Why does hair sometimes grow so slowly?

The growth of every hair on our hair is a cyclical phenomenon. It occurs with periods of increased growth, followed by when a hair follicle enters a resting phase (the telogen phase ) and the hair growth is stopped for a certain time. It then falls, and the activity of the follicle resumes with the appearance of a new hair. So it’s normal to lose around 100 hair every day. At any given time, about 15% of the hairs of the hair are in the growth phase.

The large amount of hair causes the cyclicity of this process to remain unnoticed and to appear as if all our hair grows evenly and continuously. Not only is this not the case, but sometimes the period when hair growth ceases can last very long. Then the impression that our hair has completely stopped growing is a real fact.

At such times, speeding up growth, and the resurgence of her hair may require Herculean efforts. In order to be effective, the causes of prolonged hair growth should be detected and neutralized as far as possible. And they may be different.

Genetic factors
Like the color of the hair, its cyclicity and the density it will reach are genetically encoded. In some people, the period of hair growth before entering the telogen phase is longer. With them, the hair can reach a longer length before individual hair can fall naturally. In others , the hair growth period is shorter and the single hairs fall at a shorter length. This creates the impression that hair grows slowly or has stopped growing, but this is not the case, because new hair grows on the site of the fallen hair, but it takes time for it to grow long enough.

Age Progress
Over the years, some of the hair follicles lose their activity, and the hair decreases accordingly. This leaves fewer hairs and when many of them enter the rest, the hair really begins to grow visibly slower. For each person this condition occurs at a different age.

Excessive stress
It has been found that severely stressful experiences can cause prolonged hair growth to stop. Thus, a much larger proportion of the normal 15% of them enter both the telogen phase and the growth of hair generally slows down. The status may be present for periods of 6 months or more.

Hormonal imbalance
A number of hormonal changes may affect the peripheral circulation and disrupt the blood flow of the skin and hair follicles on the scalp.
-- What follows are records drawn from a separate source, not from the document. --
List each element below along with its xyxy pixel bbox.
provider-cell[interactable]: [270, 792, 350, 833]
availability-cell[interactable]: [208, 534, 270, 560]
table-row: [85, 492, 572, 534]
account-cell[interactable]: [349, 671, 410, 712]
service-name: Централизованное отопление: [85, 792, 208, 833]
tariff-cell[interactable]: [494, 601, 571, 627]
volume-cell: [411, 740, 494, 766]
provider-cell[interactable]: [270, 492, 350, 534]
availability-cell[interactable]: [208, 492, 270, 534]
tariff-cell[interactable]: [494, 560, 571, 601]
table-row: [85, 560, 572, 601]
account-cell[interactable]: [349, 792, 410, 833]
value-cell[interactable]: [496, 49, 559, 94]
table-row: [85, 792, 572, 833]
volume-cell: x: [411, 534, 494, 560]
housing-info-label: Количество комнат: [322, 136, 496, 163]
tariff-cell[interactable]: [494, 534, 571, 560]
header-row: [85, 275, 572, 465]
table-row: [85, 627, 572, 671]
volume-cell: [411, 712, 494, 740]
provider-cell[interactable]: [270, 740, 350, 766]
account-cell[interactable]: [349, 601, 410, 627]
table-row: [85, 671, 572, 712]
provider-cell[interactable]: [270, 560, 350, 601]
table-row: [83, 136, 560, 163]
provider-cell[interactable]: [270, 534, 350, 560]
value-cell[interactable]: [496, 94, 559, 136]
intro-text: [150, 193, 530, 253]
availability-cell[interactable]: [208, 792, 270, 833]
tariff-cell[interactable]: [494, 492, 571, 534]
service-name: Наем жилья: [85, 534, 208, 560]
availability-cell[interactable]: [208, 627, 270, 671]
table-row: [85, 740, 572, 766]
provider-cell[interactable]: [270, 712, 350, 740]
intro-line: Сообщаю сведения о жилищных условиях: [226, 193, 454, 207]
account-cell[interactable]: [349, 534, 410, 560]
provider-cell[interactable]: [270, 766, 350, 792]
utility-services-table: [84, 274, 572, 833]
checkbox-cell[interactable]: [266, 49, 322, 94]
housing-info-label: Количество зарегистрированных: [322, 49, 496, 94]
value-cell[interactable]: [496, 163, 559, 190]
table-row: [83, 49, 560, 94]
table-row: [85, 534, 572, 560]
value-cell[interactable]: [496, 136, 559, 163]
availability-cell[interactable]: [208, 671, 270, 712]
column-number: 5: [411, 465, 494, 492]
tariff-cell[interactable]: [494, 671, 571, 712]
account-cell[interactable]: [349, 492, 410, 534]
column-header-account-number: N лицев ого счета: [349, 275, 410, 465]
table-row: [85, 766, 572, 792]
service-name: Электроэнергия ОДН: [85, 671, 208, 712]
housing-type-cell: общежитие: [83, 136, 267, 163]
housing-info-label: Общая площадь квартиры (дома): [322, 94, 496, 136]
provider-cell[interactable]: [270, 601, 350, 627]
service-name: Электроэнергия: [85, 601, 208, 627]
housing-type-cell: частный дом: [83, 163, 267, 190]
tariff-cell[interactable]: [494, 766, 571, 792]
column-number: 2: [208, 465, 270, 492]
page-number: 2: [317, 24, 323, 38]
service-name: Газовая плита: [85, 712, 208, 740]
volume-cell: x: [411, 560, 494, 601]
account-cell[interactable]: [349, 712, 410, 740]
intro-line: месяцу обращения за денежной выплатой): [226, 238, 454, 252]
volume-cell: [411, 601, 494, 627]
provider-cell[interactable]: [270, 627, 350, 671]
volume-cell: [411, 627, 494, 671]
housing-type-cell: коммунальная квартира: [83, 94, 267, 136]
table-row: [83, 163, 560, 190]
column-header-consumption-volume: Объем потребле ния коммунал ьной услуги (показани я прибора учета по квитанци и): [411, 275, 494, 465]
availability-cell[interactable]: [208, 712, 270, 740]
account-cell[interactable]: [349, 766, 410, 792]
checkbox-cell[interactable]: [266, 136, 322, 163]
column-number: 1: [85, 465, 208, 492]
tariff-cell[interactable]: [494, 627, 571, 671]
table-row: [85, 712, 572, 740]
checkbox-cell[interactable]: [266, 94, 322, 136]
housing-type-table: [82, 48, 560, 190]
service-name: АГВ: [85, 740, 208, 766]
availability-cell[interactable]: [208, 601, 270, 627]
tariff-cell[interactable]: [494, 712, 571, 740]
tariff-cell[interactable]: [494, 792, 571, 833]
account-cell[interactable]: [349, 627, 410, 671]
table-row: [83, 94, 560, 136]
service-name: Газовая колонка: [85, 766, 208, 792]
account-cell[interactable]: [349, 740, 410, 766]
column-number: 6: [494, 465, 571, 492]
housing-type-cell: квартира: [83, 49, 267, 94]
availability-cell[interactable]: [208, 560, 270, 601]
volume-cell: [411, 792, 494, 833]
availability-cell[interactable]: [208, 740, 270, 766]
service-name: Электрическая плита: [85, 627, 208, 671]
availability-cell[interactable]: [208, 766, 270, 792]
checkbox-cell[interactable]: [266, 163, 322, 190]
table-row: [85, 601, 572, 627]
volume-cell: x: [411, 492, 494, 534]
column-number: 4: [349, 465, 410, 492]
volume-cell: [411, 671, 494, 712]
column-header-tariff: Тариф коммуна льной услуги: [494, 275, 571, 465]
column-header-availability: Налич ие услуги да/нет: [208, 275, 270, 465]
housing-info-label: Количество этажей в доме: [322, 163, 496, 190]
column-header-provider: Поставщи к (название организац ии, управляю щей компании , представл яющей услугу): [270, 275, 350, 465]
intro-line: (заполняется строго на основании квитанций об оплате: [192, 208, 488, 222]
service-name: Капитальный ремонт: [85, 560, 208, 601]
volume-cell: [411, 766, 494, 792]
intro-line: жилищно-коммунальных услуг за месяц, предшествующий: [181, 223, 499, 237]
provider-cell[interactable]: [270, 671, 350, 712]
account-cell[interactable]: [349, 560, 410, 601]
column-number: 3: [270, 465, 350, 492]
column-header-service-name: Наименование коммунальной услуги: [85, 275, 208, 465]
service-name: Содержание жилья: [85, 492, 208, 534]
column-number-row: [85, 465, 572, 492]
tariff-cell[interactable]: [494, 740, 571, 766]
This inevitably affects the rate of hair growth and may delay it for purely physiological reasons.

Deficiency of vitamins and minerals
Insufficient intake of iron, zinc, protein and biotin (vitamin B7) has been shown to slow hair growth. Each hair needs constant levels of these factors in the blood to grow normally or to maintain its fresh appearance in the resting phase. Deficiencies of these vitamins and minerals can significantly slow hair growth.

These factors may result in a situation where the number of hairs in the resting phase increases several times. This creates the feeling that hair does not grow . Removing each of these factors is not always possible, so periods of slow hair growth are sometimes long and may last for months. Experts point out that in such cases, total hair nourishment can effectively stimulate hair growth, which is in an active phase of growth. If nutrition is good and timely, good results can be achieved to stimulate hair growth.